Pat yerself on the back. So many folks don't even know where to start...much less actually starting.
I always laughed/cringed at those TV shows where they'd parade people through houses to get their reactions to how the house is laid out/etc...and most folks would comment on the paint colors they hated or the furniture rather than the house itself. Like ya can't paint the wall a different color? No...wait...some can't! Blows-my-mind.
"Stairs" are never fun...especially if you have to have the inspector come. LOL. In fact, none of it is fun if you have those guys in the mix.
I built a log home in my past lifetime and the county it was in was just muy-fucked-up. They hired inspector after inspector...and each would waltz in and start trying to question things that the previous inspector had approved. Nope. Not happening. Fun times...fun times. I hope yer flying under the radar...heehee...
Yeah, I'm pretty much a DIY homeowner with the blinds drawn. I had pros do the roof, windows, siding, gutters and exterior painting, all in one go so everything jived with the next and so my pale norwegian butt didn't burst into flames in the heat. There were also some structural repairs done by them, inspected by the county bribe takers, and I sat back and smoked a bowl of dispensary weed wishing they'd leave so I could start my closet up again.
Inside the house all bets are off, I have a big hammer to tear crap down and not enough common sense to tell me I shouldn't. The first day after we bought the house I replaced the water heater and re-plumbed it. Much to the terror of my wife who'd never seen home ownership. If I find something severe (like the crack in the foundation I found last month,) I call upon a plethora of contractors and engineers that my wife and I have worked with over the years. She's in property management, so she's got a back pocket full of inspection engineers we can call. We had her three favorites check it out and all agreed it was normal settling and to just do a fill and patch.
After my parents divorced, I became the 'fix-it-guy' in the house. Dad yoinked all the 'Time Life Series: Everything Home Repair' books mom bought in the 70's and 80's, so I had to use UseNet forum groups and trade BBS dial-ups in the early 90's to figure out how to fix crap that broke around mom's house. In the late 90's and early 2000's after college I did network engineering to pay the bills between gigs. Learned a few things running wires through 10 story buildings and digging trenches between University buildings to lay fiber trunks.
That experience left me feeling that the internet started as, should always be, and must be protected as if it's the modern version of the Library of Alexandria or the Baitul Hikmah in Bagdad. Want to do something? Let me introduce you to my friend the web. Fix a car, fix a house, fix a computer, repair a dishwasher, grow weed, provide an orgasm, take your pick the information is free and out there, the only reason to say '
I don't know' in the age of the internet is pure lazieness.

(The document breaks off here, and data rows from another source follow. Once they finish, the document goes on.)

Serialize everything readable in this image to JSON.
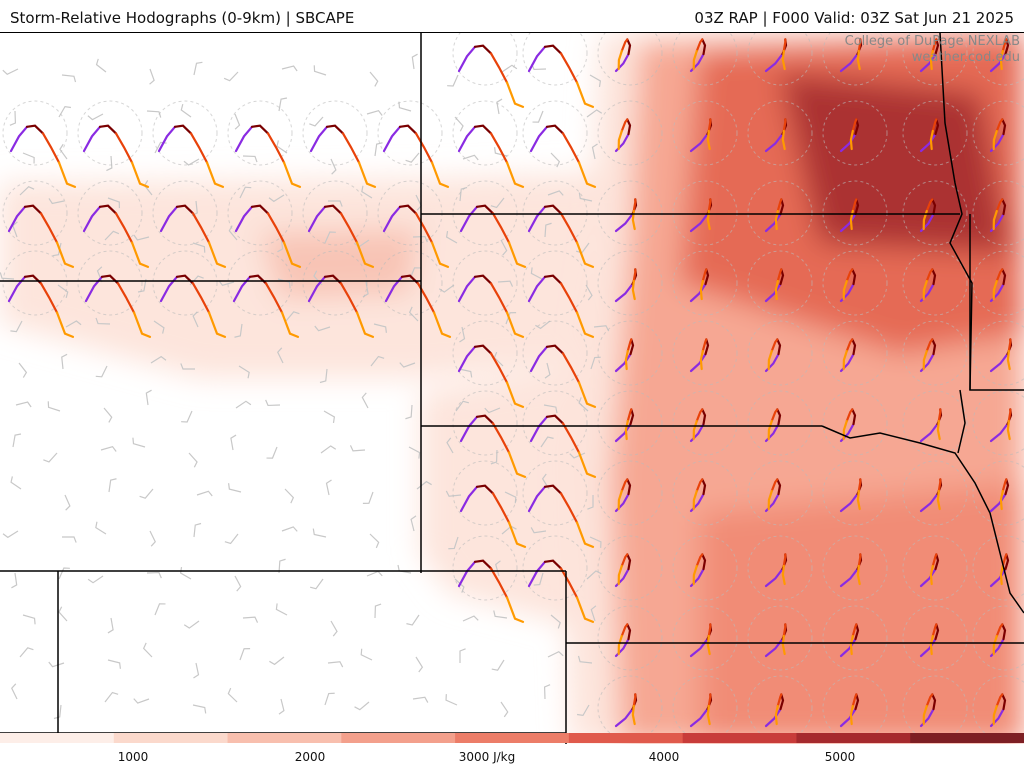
{
  "header": {
    "title_left": "Storm-Relative Hodographs (0-9km) | SBCAPE",
    "title_right": "03Z RAP | F000 Valid: 03Z Sat Jun 21 2025"
  },
  "credit": {
    "line1": "College of DuPage NEXLAB",
    "line2": "weather.cod.edu"
  },
  "colorbar": {
    "labels": [
      "1000",
      "2000",
      "3000 J/kg",
      "4000",
      "5000"
    ],
    "colors": [
      "#fdeee8",
      "#fbd9cc",
      "#f8bfae",
      "#f3a08c",
      "#ec7d68",
      "#e05a4c",
      "#c83c3a",
      "#a52a2e",
      "#7d1f24"
    ]
  },
  "map": {
    "cape_colors": {
      "light": "#fde4da",
      "mid": "#f5a48f",
      "high": "#e46650",
      "max": "#a8302f"
    },
    "hodograph_colors": [
      "#8a2be2",
      "#7a0000",
      "#e8420a",
      "#ff9a00"
    ]
  }
}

As a general rule when I do something in the house my goal is to make an inspector say, "Well that's extravagantly over engineered and far beyond what is needed for code." So far, no one has said any different.
When we sell this place, eventually, I hope, someday soonish, I want to have a back yard I can have a plumber run plumbing and waste lines, have an electrician provide me with at least 100 amps, have a team come out and lay a perfectly flat level slab, and from there I'll build the rest of
Dad's Outhouse (working name that makes wife and child groan) where I build my recording stuido with sound proofing throughout, a billiards room with a weed and soda bar, woodworking workshop, and grow room. I'm calling this remodel, "practice" for that project I've already started designing in AI driven archetecture software. Not a day of archetecture class in my life, but the software pretty much does all the math.